Cyber Incident Victim: India
Date:
Feb 2021
Location:
India
Summary
A Chinese state-sponsored threat activity group targeted multiple Indian State Load Despatch Centres responsible for real-time grid control and electricity dispatch, primarily located in northern regions near the disputed Ladakh border. The attackers employed ShadowPad malware, leveraging compromised internet-facing DVR/IP camera devices for command and control, alongside open-source tools like FastReverseProxy. This campaign, distinct from prior RedEcho operations but similarly focused on critical infrastructure, also compromised a national emergency response system and a logistics firm. The activity aligns with long-term strategic objectives, likely aimed at pre-positioning within operational networks to facilitate future contingency operations or gather intelligence on critical systems rather than immediate economic espionage.

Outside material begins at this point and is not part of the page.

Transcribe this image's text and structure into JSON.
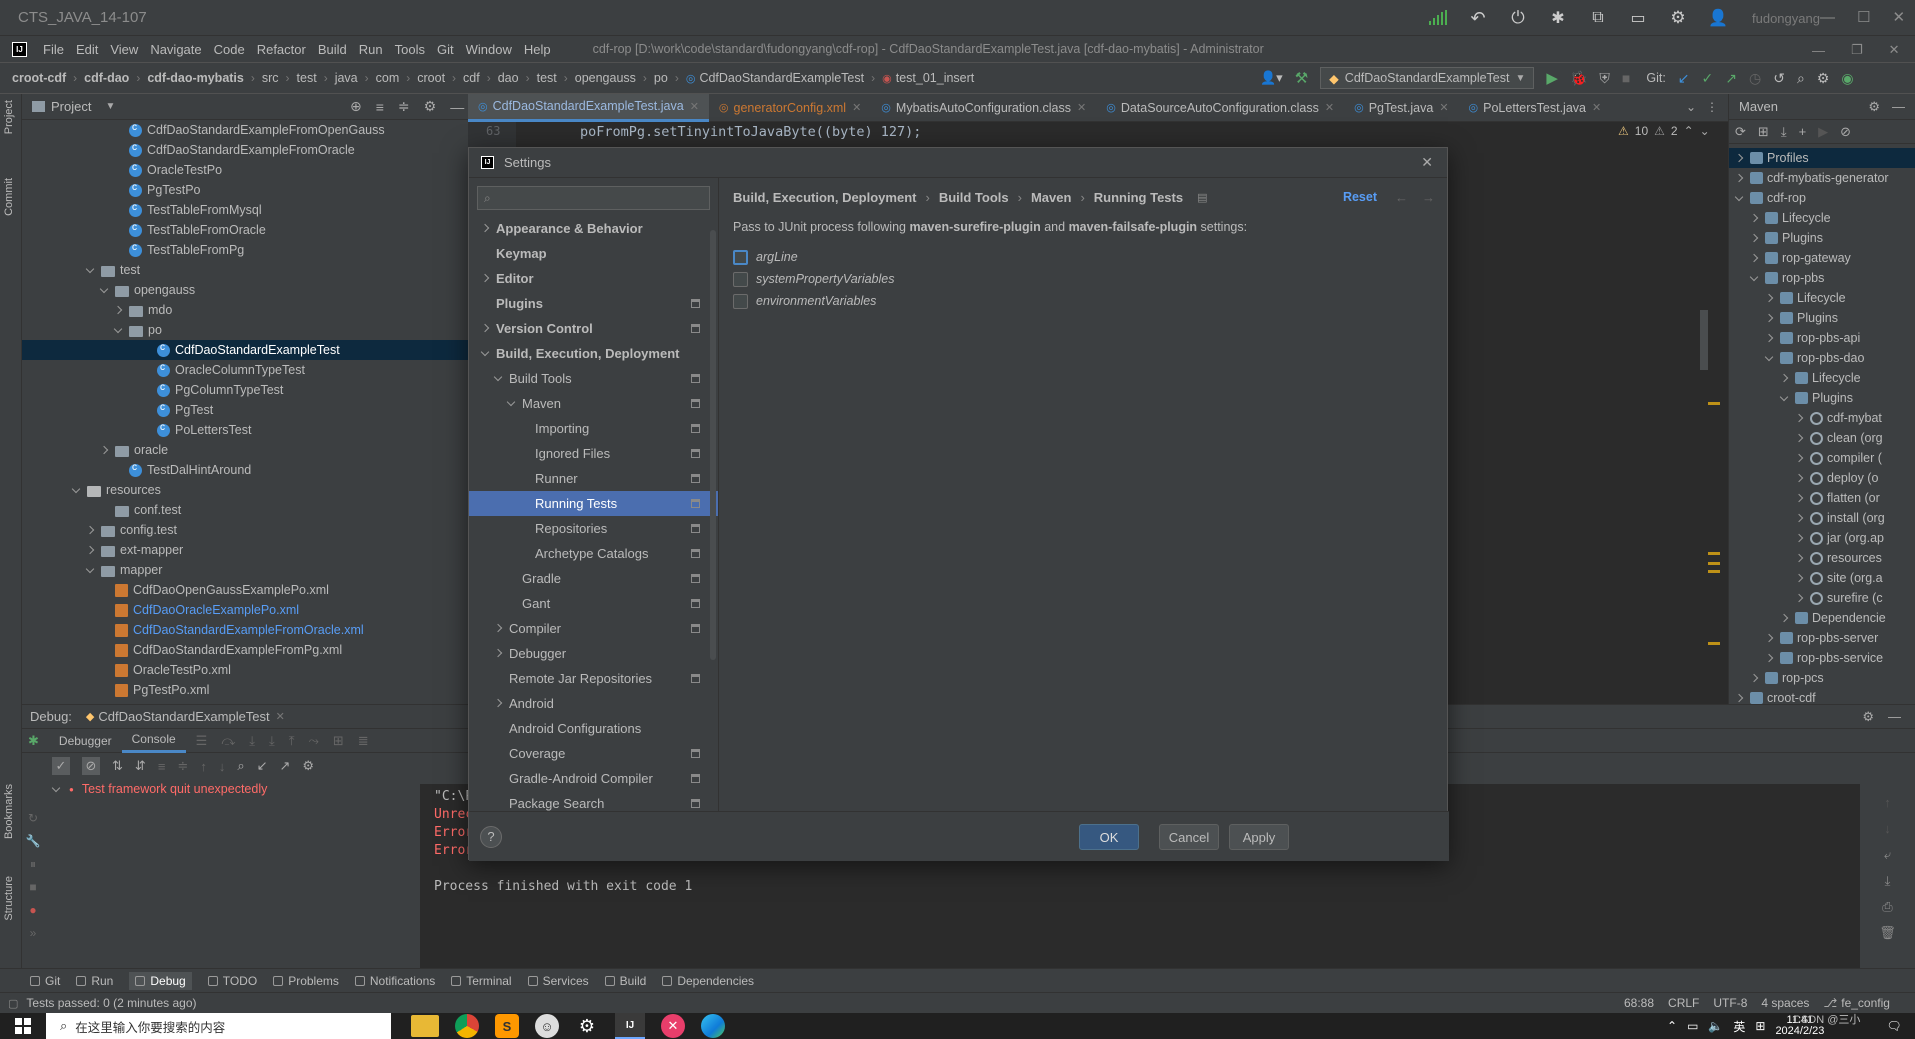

| CIA Posture | Motives | Tactics, Techniques & Procedures |
|---|---|---|
| Available to members | 1 motive | 8 techniques |
| Threat Actor | Type | Location |
|---|---|---|
| 1 actor | Available to members | Available to members |
Description
In February 2021, Recorded Future's Insikt Group identified cyber intrusions targeting operational assets within India's power grid, attributed to a likely Chinese state-sponsored threat group tracked as RedEcho. The activity focused on compromising critical infrastructure organizations, including four of India's five Regional Load Despatch Centres (RLDCs), two ports, and a major power generation operator. These intrusions occurred amid ongoing border tensions between India and China in the Ladakh region, though troop disengagement began that same month. The attackers employed modular backdoor malware and operational infrastructure later abandoned following Recorded Future's public reporting. Analysis indicated limited traditional espionage value in these targets, suggesting objectives centered on pre-positioning within critical systems rather than immediate intelligence collection or disruption.

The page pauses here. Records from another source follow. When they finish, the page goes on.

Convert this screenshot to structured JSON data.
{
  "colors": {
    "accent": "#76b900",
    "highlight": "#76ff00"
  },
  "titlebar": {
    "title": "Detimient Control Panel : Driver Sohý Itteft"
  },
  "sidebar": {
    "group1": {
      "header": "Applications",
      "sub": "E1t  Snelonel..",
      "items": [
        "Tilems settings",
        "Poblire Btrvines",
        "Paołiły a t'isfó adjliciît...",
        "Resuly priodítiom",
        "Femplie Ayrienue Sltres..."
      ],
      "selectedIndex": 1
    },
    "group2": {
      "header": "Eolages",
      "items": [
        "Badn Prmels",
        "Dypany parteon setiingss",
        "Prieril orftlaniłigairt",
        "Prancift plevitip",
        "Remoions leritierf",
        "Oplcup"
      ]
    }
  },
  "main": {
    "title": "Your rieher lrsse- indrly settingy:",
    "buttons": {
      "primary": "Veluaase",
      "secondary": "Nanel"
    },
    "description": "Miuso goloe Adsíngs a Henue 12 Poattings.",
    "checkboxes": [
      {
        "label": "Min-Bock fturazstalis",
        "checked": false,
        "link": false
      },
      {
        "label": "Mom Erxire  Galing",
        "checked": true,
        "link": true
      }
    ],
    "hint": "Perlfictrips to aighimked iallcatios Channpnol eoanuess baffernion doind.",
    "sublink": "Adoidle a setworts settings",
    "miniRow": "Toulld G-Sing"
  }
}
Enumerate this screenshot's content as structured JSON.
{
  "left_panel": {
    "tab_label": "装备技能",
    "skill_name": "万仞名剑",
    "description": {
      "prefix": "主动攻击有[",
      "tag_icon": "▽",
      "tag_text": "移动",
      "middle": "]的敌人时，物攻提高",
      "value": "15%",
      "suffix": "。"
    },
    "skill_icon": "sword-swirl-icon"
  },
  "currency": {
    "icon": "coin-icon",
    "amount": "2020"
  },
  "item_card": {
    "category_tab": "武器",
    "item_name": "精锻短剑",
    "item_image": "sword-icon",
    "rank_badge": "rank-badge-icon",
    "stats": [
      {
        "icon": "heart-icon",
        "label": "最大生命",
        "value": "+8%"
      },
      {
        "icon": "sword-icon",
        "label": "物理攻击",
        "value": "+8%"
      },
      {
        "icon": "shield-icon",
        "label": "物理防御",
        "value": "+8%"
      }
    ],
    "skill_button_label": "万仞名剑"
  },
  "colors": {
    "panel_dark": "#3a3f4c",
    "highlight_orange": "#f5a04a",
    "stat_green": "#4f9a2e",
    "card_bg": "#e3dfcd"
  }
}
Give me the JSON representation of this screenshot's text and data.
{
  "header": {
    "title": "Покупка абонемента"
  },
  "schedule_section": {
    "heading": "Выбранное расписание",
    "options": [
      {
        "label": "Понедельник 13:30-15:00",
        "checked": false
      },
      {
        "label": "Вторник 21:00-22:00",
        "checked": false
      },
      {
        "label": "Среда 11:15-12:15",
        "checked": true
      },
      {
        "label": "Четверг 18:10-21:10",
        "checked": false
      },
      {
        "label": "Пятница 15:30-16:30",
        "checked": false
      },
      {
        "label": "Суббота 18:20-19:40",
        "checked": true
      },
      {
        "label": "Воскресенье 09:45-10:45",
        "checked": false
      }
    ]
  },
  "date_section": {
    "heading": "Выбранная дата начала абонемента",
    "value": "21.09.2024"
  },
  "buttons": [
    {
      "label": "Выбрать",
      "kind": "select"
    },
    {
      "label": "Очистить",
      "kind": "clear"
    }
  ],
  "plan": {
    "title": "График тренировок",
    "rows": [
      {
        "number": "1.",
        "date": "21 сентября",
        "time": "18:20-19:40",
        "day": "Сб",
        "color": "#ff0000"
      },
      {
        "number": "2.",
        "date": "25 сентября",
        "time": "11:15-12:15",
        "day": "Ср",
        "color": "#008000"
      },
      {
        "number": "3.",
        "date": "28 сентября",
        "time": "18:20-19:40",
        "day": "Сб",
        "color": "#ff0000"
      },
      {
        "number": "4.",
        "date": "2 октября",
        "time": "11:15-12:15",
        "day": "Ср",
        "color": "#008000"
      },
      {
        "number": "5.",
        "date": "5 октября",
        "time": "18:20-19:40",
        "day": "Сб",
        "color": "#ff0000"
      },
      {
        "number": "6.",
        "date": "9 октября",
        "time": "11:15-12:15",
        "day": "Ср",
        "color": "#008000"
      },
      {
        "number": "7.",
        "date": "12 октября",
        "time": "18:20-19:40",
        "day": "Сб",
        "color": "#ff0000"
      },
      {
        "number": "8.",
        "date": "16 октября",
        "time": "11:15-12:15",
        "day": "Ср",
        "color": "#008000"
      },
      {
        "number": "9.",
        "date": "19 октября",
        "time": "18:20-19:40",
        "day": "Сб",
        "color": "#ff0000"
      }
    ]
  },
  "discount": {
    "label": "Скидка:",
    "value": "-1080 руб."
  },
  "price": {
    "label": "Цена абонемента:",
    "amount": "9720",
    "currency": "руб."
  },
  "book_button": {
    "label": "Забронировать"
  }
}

Following a brief operational pause after the initial disclosure, renewed targeting emerged against at least seven Indian State Load Despatch Centres (SLDCs) responsible for real-time electricity grid management. These SLDCs were concentrated in northern India near the disputed Ladakh border, with one having been previously compromised during RedEcho's campaign. The new intrusions, clustered under the temporary designation TAG-38, affected an almost entirely different set of victims than those in the 2021 activity. Attackers compromised internet-facing DVR/IP camera devices to establish command-and-control infrastructure for ShadowPad malware deployments and utilized FastReverseProxy (FRP) tools. Concurrently, the same threat group breached a national emergency response system and an Indian subsidiary of a multinational logistics firm. Recorded Future detected these activities through automated network traffic analysis combined with expert review of data from SecurityTrails, PolySwarm, and Team Cymru's Pure Signalâ„¢ platform. The firm notified relevant Indian government departments prior to public disclosure to support incident response and remediation efforts. While tactical overlaps existed with prior RedEcho operations, technical evidence prevented direct attribution to that group. Separate Chinese-linked activity tracked as TAG-26 also targeted Indian managed service providers and OT vendors using ShadowPad, Poison Ivy, and RoyalRoad RTF payloads during this period, demonstrating sustained interest in critical infrastructure networks despite reduced border tensions.